A planned 44,400-square-foot addition to packaging manufacturer Viking Industries’ facility at 89 South Ohioville Road inched forward Monday, January 24 when the New Paltz Town Planning Board set a public hearing for the project at its next virtual meeting February 14,. at 7 p.m.
The board decided unanimously to set the public hearing after spending nearly an hour discussing the project’s landscaping and screening, lighting and the proposed project’s effect on wildlife habitats nearby.
Caren LoBrutto, representing the project for LaBella Associates, described the landscaping plan after town engineer Andy Willingham suggested mixing oak trees with spruce to give the landscaping variety.
She said present plans call for 12 14-foot Norway Spruces and that the applicants were not opposed to mixing in oak trees.
The board also questioned a fence that will screen projects from several homes at its south end.
LoBrutto said the fence is proposed to be six-feet tall and it could either be white or natural cedar color.
The project also has to receive several variances from the Town’s Zoning Board of Appeals and that can’t happen until the Planning Board does SEQRA.
As for lighting, LoBrutto said it will be dark sky compliant LED lighting and this includes replacing existing lights at the southern end to bring them into dark sky compliance, she said.
“This can affect many things, if they are downward directed and do they have anti-glare lower Kelvin color,” board member Jane Schanberg noted. “The higher Kelvin are very white, while the softer lower Kelvin lights are more yellow”
LoBrutto said they plan to use 3000 Kelvin lights and that’s down from the 4,000-5,000 Kelvin lights at the existing facility.
She said two light poles will also be consolidated into one and that should help reduce glare for people on South Ohioville Road.
Schanberg also questioned if all the lights need to be on all night, which LoBrutto said the applicants could be open to seeing which lights are most pertinent for night-time security.
When asked if anything could be shifted, LoBrutto said this is pretty much where the expansion could go as the facility is hemmed in by state Department of Environmental Conservation wetlands on one and a transmission corridor and telecommunications facility on the other.
The board also discussed the effect of noise from the facility on neighbors.
Planning Board chair Adele Ruger said there are better ways to address noise than trees alone and she suggested perhaps installing acoustics in the fence.
Schanberg questions if building the fence out of different material like freeway sound walls would better help insulate the noise.
Noise travels line of sight, LoBrutto noted, and she said that’s why they have high walls along freeways. She added she hasn’t seen instances of such walls being placed around industrial projects
Willingham said even conventional wooden fences can be pretty good at knocking down noise so long as they do not have spaces. He said a fake membrane sandwich inside could further deafen noise.

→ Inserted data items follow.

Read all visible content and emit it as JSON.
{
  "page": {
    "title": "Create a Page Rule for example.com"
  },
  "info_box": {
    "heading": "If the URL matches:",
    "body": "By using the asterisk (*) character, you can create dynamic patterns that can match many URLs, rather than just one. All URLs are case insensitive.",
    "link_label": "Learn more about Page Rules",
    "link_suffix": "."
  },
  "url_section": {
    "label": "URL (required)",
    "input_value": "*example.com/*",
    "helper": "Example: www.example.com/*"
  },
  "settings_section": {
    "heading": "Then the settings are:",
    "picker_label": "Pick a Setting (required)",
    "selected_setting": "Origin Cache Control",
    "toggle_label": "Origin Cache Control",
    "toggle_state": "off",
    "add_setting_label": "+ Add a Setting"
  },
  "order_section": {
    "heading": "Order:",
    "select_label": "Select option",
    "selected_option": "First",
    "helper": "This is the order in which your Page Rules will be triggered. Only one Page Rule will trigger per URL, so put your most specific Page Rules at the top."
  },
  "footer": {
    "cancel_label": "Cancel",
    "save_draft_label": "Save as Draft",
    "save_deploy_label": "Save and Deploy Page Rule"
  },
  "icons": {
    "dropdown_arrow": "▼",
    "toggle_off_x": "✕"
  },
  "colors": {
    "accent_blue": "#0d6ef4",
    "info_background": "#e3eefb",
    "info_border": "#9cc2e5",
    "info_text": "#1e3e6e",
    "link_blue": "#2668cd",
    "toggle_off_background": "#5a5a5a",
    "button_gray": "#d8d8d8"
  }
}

Rich Croce, also representing the project, said the expansion will actually reduce noise in the future by allowing Viking to move a “cyclone” machine that bails corrugated cardboard scraps for recycling indoors from its present location on the roof of the plant. “This should make a big dent in the amount of noise,” Croce said.
The present machinery uses forced air to process the material making a vacuum cleaner like sound, he said.
He estimated that Viking will spend $1 million extra to bring this equipment inside because they had to raise the roof in the expansion.
The board then expressed concern over idling trucks.
Croce said the loading docks will close at 9 p.m., but incoming deliveries will start at 7 a.m. with outgoing trucks leaving the site, which is to feature four new loading docks, as early as 5 a.m.
Croce said idling by truckers is prohibited by Viking and it will not be tolerated. “Our staff go out and make sure people aren’t doing that,” he asserted.
Croce said the trucks serving the facility don’t have back-up beepers after Gotto questioned if residents nearby would have to endure near constant beeping. ‘That beep, beep drives me nuts, especially at 5 a.m.,” Gotto commented.
Wildlife was also a key concern brought up by the board, particularly in regards to the project’s effect on the Indiana Bat and bog turtle. Willingham noted that the U.S. Fish and Wildlife Service considers the site a habitat for both the Indiana bat and bog turtle. LoBrutto said the applicants have had a licensed bog turtle surveyor come out to the site and they didn’t find any habitats in the path of the project.
LoBrutto said Viking is in a rush to expand the facility to keep up with sky-high demand for packaging as online shopping has exploded in popularity during the COVID-19 pandemic. LoBrutto said they hope to cut down 19 trees to make way for construction to begin before bat season in the spring. She noted this would be the only way for them to finish the project on a November deadline.
Planning Board attorney Rick Golden cautioned that the applicant would have to engage an environmental expert and they may be required to interact with DEC.
“They’re not allowed to start tree removal until site plan approval,” he said. But in some cases that could be bypassed by the building inspector.
Board member Lyle Nolan suggested that Viking should reach out to the building inspector to see if they grant approval to remove the trees.
Golden said he’d like to see a written agreement for the trees to be replanted should the project not come to fruition.
As for next steps for the board, Ruger suggested board members go out and take a look at the site.
“I think that would be helpful,” Gotto said.